On a recent airplane flight, I was thumbing through a copy of USA Today and saw a four-column headline that reached out and slapped me.
The headline: Best sellers are coming in threes this spring.
The subhead: Trilogies can inspire loyalty, engagement.
The inspiration for The Revelation Trilogy did not come from the deep recesses of a troubled mind. It was not revealed in a vision or a sudden flash of dramatic insight.
All Stephen Woodfin had to do was read the latest issue of a newspaper or watch any of the prejudicial and opinionated versions of Cable news, and it was not a far stretch of the imagination to realize that a war is brewing between government and the self-righteous voice of religion. It’s simmering now. It’s coming to a boil. It could break out in violence at any moment.
The Revelation Trilogy works its way deep inside the premise of what might happen if a band of religious zealots plotted and implemented an attack to overthrow a government that its followers simply don’t trust anymore. Murder in the name of the Lord is not a new idea.
There are the godly who fear that the nation they love is losing those religious values and freedoms that made the country strong, powerful, and compassionate.
There are those who realize that religion is the most effective and powerful weapon they have to take down a government they don’t like. After all, the Old Testament is full of blood.
There are those who determine that the conflict, if nothing else, can satiate their ambition, their greed, and their unholy lust for power and money. No matter how much power and how many riches they acquire, it’s never enough. Hang on. It’s a wild and disturbing ride. The term breathless comes to mind.
Stephen Woodfin is right on target.
As the USA Today article points out: “For book publishers, the magic number seems to be three – as in trilogies. The evidence sits atop USA Today’s Best-Selling Books list: The top three spots belong to E. I. James’ erotic Fifty Shades of Grey trilogy, followed by Suzanne Collins’ The Hunger Games young-adult trilogy. Amanda Hocking became a publishing sensation thanks to her Trylie trilogy – Switched, Torn, Ascend.

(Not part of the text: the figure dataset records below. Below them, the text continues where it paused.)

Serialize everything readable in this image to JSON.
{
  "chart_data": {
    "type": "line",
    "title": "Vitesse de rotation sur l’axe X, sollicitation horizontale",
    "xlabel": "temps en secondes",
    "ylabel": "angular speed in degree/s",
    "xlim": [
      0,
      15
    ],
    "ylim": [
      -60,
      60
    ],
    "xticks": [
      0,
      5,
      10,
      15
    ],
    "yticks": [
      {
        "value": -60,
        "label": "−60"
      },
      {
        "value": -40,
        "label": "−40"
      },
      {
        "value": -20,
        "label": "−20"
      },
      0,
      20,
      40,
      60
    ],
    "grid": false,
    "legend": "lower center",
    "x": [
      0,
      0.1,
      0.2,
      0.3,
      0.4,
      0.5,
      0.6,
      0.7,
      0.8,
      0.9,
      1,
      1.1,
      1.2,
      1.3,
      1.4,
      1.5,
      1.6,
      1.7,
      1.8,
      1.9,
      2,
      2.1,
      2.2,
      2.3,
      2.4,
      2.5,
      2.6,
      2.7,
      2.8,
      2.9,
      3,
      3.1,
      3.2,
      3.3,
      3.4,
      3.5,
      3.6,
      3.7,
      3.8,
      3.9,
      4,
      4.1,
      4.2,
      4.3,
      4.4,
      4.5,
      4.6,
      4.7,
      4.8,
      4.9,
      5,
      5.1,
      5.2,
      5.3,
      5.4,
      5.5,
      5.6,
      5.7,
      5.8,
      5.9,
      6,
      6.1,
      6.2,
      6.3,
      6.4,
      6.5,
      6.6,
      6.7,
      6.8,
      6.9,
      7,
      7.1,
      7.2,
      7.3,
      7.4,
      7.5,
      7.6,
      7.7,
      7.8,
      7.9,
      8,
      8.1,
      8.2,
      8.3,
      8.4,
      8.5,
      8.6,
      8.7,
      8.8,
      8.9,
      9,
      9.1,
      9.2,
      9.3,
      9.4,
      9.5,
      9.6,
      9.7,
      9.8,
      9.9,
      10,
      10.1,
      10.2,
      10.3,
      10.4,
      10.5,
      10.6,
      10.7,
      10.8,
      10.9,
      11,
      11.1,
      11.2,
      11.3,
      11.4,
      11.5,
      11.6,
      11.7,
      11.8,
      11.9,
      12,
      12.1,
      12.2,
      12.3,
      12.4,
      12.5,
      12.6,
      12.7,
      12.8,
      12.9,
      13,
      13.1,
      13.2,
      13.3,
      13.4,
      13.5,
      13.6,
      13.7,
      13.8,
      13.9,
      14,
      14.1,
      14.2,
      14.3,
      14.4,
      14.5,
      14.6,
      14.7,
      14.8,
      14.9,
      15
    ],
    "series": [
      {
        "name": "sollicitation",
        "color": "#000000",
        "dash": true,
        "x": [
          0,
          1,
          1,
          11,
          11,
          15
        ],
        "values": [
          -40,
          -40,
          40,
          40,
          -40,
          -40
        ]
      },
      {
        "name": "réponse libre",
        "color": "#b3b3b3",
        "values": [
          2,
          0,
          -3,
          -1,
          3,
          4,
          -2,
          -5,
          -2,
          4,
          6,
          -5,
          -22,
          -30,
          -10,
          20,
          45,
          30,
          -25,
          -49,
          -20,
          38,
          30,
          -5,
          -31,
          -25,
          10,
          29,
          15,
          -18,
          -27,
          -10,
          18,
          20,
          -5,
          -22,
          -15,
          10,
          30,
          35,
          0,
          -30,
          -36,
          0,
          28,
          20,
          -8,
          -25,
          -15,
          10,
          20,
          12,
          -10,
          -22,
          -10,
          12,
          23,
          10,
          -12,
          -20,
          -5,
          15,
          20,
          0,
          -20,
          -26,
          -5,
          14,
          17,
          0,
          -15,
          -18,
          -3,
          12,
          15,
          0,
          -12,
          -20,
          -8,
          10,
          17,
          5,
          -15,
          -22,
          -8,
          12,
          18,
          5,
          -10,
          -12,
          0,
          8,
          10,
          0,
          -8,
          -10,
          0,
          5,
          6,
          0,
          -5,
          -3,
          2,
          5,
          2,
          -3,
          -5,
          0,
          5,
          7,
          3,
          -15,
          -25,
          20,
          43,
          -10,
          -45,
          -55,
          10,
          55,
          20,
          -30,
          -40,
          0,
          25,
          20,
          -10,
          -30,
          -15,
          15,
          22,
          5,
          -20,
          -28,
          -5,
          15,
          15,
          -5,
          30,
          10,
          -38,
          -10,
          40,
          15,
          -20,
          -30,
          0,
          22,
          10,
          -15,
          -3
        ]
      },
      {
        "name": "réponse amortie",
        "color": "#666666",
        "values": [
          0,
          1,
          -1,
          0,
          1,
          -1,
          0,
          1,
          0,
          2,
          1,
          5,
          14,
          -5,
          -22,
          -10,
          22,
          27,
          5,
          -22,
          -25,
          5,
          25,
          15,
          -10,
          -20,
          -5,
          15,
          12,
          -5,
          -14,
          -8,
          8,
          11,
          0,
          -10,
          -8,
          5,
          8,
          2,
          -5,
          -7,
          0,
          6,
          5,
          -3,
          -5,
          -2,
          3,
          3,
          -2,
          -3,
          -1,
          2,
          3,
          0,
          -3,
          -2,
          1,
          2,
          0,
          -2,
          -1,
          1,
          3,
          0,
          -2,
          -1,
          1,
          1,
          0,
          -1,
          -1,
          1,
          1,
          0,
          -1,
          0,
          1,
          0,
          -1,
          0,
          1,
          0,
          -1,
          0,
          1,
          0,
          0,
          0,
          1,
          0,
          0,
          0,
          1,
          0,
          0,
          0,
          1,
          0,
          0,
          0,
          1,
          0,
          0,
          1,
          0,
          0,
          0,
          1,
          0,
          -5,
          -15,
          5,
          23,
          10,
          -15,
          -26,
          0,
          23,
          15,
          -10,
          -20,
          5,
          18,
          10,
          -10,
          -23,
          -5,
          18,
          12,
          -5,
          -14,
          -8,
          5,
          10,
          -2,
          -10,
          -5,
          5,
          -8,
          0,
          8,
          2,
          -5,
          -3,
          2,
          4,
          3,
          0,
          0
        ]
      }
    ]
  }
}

Paul Bogaards, who handles publicity for the publishing giant Knopf, pointed out in the article: “Readers come to know the subjects and characters so well they become invested in them.” But he did admit: “I don’t think readers hunger for trilogies as much as they hunger for storytelling that they find deeply immersive and satisfying.”
Some stories can’t be told in one book. Readers prefer three.
A British blogger, Stephanie Butland, believes that a trilogy is the perfect format for authors to consider. A trilogy is not too short, nor is it too long. She says, “You can really understand the characters and the story in three books. You don’t have to panic when you reach the last fifty pages of a really great book because you know there’s more.”
Stephen Woodfin has given us more. The characters are memorable. Even those dastardly characters you don’t like insist on hanging around after the final word is read. You won’t be able to forget them for a long time.
The Revelation Effect is gripping.
The action races at a breakneck speed from one page to the next. Good guys become bad. Bad guys change. As many funerals as revivals are held across the land. The President is killed. The Secret Service is under suspicion. A nation is in chaos As Woodfin himself says, “The body count rises as faith and politics collide.”
It collides daily in the news.
It collides regularly from the pulpit.
It collides wherever two or three are gathered for coffee in the morning.
Nowhere does it collide more dramatically than in Last One Chosen, Next Best Hope, and The Revelation Effect.
Woodfin has met the criteria. He has the three good books.
But no one knows what lurks in a far corner of his imagination. Somewhere down there in a maze of words, phrases, ideas, and fears, there may be a fourth brewing. If so, the novel will break out and write itself. Woodfin merely scatters the words on paper.
Then again, he’s probably smart enough to stop at three.